ANI| Updated: Jan 11, 2014, 13:21 PM IST

Washington: A new research has solved one mystery in the development of Familial Alzheimer's Disease (FAD) - a genetic variant of the disease that affects a small fraction of the Alzheimer's population.

Rensselaer Polytechnic Institute researcher Chunyu Wang and his team follow the trail of two genetic mutations - V44M and V44A - known to cause FAD, and show how the mutations lead to biochemical changes long linked to the disease.

The hallmark of FAD is the accumulation of the Amyloid Beta 42 peptide (a short chain of amino acids) in unusually high concentrations within the brain.
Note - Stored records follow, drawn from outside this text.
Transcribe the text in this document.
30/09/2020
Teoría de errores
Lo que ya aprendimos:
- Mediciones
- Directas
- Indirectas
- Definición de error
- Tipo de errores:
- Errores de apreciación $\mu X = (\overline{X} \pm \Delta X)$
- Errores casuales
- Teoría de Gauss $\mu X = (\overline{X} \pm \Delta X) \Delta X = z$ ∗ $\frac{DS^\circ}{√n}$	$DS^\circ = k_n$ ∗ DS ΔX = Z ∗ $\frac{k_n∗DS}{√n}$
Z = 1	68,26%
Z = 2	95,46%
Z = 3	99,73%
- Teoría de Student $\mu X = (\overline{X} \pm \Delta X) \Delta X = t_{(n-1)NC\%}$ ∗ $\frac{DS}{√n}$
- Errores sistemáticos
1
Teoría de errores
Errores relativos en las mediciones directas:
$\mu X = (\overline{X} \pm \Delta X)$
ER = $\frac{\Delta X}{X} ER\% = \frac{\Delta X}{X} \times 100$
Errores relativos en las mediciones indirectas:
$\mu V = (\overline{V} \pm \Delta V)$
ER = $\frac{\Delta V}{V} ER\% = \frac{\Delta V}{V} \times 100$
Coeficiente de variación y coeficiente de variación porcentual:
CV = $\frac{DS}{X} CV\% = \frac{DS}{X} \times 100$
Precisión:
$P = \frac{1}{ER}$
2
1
In a healthy brain, Amyloid Beta-42 and a similar peptide, Amyloid Beta-40, are found in a ratio of about 1 to 9.

In a brain affected by FAD, this ratio is much higher. The two peptides are nearly identical: Amyloid Beta 40 is a chain of 40 amino acids in length; Amyloid Beta 42 is 42 amino acids in length. However, Amyloid Beta 42 is much more toxic to neurons and plays a critical role in memory failure.

"The mutations that cause FAD lead to an increased ratio of Amyloid Beta 42 over Amyloid Beta 40," Wang, an associate professor of biological sciences within the School of Science, director of the biochemistry and biophysics graduate program, and member of the Rensselaer Center for Biotechnology and Interdisciplinary Studies, said.

"That's the biochemistry, and that has been observed by many people," Wand said.

Wang's team used solution nuclear magnetic resonance spectroscopy to study the three-dimensional structure and dynamics of the transmembrane portion of APP affected by the two genetic mutations, and they discovered that the mutations cause a critical change to the T48 amino acid.

The study is published in the journal Nature Communications.